Rough seas ahead for climate talks
Rough seas ahead for climate talks, Paris deal still on the horizon
Lima, Peru – Another year of increasingly extreme and destructive weather and new political momentum were not yet enough to boost the ambition of UN climate talks in Peru. The decisions made in Lima do not foreclose the possibility an agreement in Paris, but do little to improve the odds of success.
“Negotiators have managed to get the boat in the water from Lima’s shores without sinking, but choppy seas are ahead before they reach Paris,” said Winnie Byanyima, Executive Director of Oxfam International. “This outcome can only be read as a call to action for people around the world. Governments will not deliver the solutions we need unless more people stand up to make our voices heard. We must continue to build a stronger movement to counteract the narrow interests that are preventing action.”
The package, known as the “Lima Call for Climate Action” puts in place a draft of a Paris Agreement without narrowing down any of the difficult political issues that have plagued global efforts to address climate change for more than 20 years. The deal does not require that the initial pledges parties make in 2015 (INDCs) reflect their fair share, does not guarantee that these offers will use common or comprehensive information, or have any mechanism to review whether they will prevent catastrophic warming or not. Nothing was done to increase short term ambition, which scientists warn is necessary.

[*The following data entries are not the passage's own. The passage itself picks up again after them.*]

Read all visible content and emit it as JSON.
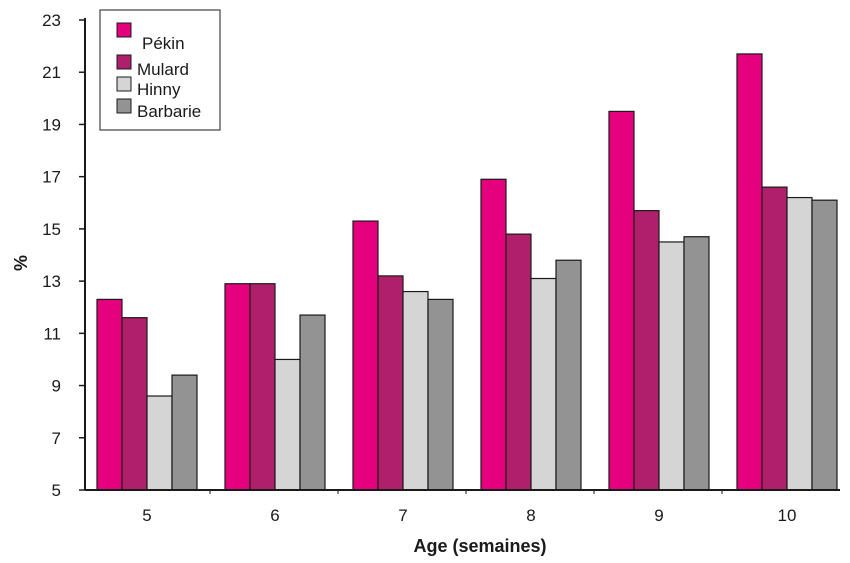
{
  "chart_data": {
    "type": "bar",
    "xlabel": "Age (semaines)",
    "ylabel": "%",
    "ylim": [
      5,
      23
    ],
    "yticks": [
      5,
      7,
      9,
      11,
      13,
      15,
      17,
      19,
      21,
      23
    ],
    "categories": [
      "5",
      "6",
      "7",
      "8",
      "9",
      "10"
    ],
    "legend_position": "top-left",
    "grid": false,
    "series": [
      {
        "name": "Pékin",
        "color": "#e5007e",
        "values": [
          12.3,
          12.9,
          15.3,
          16.9,
          19.5,
          21.7
        ]
      },
      {
        "name": "Mulard",
        "color": "#b01f6a",
        "values": [
          11.6,
          12.9,
          13.2,
          14.8,
          15.7,
          16.6
        ]
      },
      {
        "name": "Hinny",
        "color": "#d5d5d5",
        "values": [
          8.6,
          10.0,
          12.6,
          13.1,
          14.5,
          16.2
        ]
      },
      {
        "name": "Barbarie",
        "color": "#939393",
        "values": [
          9.4,
          11.7,
          12.3,
          13.8,
          14.7,
          16.1
        ]
      }
    ]
  }
}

$10 billion in pledges to the Green Climate Fund two weeks before the talks created space for negotiators to focus on how developed countries would scale up to meet their $100 billion promise. But negotiators did little to move the ball forward on this issue. The text gives no assurances that developed countries are ready to deliver on their existing financial promises.
“We will not get a deal in Paris without progress on finance and what Lima delivered is simply not enough,” said Byanyima. “Not only is the need immense, a balanced package cannot be produced unless finance is a strong component.”
None of the world’s largest emitters stepped up to the plate to show leadership to forge agreement and build on the momentum of the first days. While the US and China arrived in Lima with the wind at their backs after concerted steps to build political will, they showed little willingness to compromise, throwing up road blocks on issues like climate finance and how to divide up the responsibility to act in the long term. India pushed against efforts to ensure 2015 pledges can be properly assessed. Following welcome commitments to the Green Climate Fund before Lima and its new emissions target, the EU chose to rest on its laurels. Australia attended the talks and that’s about the best thing you can say about their role in the process.
This contrasted with some Latin American countries that consistently showed a constructive attitude that went beyond expectations. For instance, Colombia and Peru, in spite of having many development challenges and little historical responsibility, chose to contribute $6 million each to the Green Climate Fund. The Africa group made a last ditch effort to strengthen provisions in the text on finance, but their efforts could not restore the necessary ambition. Many fragile island nations and poor countries fought hard to make Loss and Damage – initiatives that protect communities that cannot adapt to the unavoidable impacts of the already changing climate – a central part of the Lima decision. But developed countries consistently blocked.
“The rural women farmers I met this week and the tens of thousands of people I marched alongside here in Lima are all demanding action before it is too late,” said Byanyima. “Ordinary citizens and affected people are fed up with spineless politicians, bureaucrats and CEOs constantly making excuses for themselves.”
The outcome here does little to break the world from a path to 3 degrees warming or higher. This type of warming would threaten the lives of millions of people around the world, increase poverty and hunger, and thwart economic growth in its tracks. Fifty million people could be pushed into hunger in the coming years on the current trajectory.
“We hoped for a course correction here in Lima, but negotiators were content to sail on into the storm,” said Byanyima. “2014 saw half a million people take to the streets to demand climate action followed by the largest ever climate march in Latin America this week. The outcome ensures even greater efforts are needed ahead of Paris. But even the best scenario in 2015 will require vigilance decades into the future. This week shows us that even if negotiators can successfully land the most ambitious deal currently on the table in Paris, our work will be far from over.”